Projects for Graduate Students

(Please click on above link)


PHYS 294 - General Physics Laboratory

Introduction to experimental physics through select, classic experiments in physics from the 19th through 21st centuries performed using contemporary instrumentation when possible. Introduction to the statistical treatment of uncertainties, and analysis and graphing of experimental data with open-source scientific software. Skill development in written and oral presentation of laboratory results. Prerequisites: MATH 100 or 114 or 117 or 134 or 144 or 154; one of PHYS 124PHYS 144, or EN PH 131; and one of PHYS 126, PHYS 146, PHYS 181 or PHYS 130. Note: PHYS 294 will not count towards degree credit for Honors programs offered by the physics department (including physics, geophysics, astrophysics and mathematical physics). Students enrolled in those Honors programs are required to take PHYS 295 instead.

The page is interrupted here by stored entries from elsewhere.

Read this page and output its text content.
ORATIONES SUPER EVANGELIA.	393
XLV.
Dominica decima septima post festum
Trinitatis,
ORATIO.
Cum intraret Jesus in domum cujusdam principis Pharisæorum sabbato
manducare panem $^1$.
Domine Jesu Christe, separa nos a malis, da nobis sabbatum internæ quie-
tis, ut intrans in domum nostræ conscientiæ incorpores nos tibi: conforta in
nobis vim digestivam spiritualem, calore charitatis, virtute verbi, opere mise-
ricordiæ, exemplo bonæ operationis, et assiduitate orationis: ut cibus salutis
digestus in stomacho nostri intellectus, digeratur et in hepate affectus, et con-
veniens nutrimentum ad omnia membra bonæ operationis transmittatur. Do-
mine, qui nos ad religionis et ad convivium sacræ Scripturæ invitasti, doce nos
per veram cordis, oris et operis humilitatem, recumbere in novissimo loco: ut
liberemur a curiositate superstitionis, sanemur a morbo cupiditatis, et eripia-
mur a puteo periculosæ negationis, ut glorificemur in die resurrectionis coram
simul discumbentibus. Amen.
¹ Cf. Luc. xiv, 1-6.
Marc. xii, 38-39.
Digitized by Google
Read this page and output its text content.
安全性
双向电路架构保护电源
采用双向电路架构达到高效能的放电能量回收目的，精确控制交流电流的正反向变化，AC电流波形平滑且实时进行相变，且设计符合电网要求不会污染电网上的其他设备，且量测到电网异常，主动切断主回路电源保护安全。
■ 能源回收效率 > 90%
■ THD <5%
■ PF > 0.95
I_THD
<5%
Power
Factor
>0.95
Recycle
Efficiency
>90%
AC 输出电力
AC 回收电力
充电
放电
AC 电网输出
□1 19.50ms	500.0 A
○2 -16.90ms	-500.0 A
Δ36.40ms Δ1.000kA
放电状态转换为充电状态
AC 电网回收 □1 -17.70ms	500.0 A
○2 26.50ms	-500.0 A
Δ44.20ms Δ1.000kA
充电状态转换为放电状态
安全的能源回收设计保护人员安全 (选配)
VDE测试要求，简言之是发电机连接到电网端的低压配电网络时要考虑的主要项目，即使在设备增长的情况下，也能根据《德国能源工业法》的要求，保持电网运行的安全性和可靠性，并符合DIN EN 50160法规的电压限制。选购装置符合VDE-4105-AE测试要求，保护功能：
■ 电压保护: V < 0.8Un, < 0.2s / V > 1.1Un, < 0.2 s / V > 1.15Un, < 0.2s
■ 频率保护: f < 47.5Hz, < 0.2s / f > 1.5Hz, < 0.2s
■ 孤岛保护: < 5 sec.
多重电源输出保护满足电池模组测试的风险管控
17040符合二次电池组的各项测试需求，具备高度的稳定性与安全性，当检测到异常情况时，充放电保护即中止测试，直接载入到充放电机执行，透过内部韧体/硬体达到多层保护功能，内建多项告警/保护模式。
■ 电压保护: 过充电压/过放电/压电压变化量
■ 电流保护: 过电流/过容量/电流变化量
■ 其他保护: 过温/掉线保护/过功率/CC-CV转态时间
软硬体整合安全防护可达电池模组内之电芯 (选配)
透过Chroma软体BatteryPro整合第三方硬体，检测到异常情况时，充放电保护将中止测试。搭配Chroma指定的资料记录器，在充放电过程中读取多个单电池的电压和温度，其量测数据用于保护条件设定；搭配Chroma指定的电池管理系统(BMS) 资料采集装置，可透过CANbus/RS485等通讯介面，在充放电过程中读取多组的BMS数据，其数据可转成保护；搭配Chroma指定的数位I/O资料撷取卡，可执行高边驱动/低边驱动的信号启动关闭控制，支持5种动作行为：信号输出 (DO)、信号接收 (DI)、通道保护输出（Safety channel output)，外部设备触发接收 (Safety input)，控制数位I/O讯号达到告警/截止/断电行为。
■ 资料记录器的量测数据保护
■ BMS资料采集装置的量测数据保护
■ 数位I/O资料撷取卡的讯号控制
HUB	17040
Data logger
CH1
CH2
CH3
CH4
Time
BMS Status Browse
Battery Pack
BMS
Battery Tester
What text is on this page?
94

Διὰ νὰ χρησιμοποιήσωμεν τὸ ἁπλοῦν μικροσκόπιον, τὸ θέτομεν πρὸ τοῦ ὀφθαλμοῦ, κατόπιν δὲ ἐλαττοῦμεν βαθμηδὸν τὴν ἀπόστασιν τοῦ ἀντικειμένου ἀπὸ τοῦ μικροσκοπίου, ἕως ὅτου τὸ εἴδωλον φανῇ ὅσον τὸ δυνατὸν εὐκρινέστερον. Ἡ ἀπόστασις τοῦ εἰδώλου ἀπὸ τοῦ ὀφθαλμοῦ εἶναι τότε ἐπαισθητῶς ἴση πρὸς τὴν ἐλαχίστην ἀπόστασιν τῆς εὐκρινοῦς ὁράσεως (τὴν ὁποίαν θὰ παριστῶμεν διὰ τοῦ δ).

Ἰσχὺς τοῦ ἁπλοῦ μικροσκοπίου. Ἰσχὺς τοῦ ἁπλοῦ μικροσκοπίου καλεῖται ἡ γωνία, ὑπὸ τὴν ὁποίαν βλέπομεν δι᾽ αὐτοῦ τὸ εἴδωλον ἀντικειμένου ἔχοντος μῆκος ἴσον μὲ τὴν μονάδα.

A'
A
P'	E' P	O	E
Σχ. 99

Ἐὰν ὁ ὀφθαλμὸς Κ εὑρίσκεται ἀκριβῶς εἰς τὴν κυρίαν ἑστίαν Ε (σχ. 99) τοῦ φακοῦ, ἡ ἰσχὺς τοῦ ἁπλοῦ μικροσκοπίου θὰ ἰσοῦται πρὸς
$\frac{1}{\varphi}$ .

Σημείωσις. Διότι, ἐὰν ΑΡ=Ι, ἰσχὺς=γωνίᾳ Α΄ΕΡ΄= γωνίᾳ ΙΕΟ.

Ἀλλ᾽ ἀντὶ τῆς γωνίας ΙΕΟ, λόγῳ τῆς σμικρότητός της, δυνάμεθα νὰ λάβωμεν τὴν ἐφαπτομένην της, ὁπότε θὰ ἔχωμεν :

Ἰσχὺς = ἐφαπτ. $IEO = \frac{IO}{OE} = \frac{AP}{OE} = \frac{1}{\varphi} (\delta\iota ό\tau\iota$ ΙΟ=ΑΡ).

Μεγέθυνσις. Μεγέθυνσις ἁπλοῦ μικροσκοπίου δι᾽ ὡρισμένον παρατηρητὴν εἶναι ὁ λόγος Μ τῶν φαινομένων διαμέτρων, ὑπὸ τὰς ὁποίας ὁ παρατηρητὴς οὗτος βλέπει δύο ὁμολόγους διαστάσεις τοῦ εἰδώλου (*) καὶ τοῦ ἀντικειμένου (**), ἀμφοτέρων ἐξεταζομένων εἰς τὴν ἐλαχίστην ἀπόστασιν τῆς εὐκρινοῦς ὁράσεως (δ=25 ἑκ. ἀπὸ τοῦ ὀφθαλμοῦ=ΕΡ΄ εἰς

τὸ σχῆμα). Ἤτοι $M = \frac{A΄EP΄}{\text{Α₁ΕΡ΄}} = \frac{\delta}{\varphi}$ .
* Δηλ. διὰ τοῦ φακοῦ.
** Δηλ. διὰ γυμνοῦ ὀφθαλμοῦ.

PHYS 574 - Data Analysis in Physics

This course teaches the principles for designing physics experiments and analyzing data to obtain robust results. It explores the choice of experimental methods and conditions used for data collection and examines important techniques used for data analysis. Topics include: experimental and numerical noise/background sources, characteristics, and mitigation; sampling, replicates, and controls; probability distributions; parameter estimation; error estimation and confidence levels; model selection, model fitting, and hypothesis testing; non-parametric analyses; applications of frequentist and Bayesian statistics; modes of failure in measurements and analysis.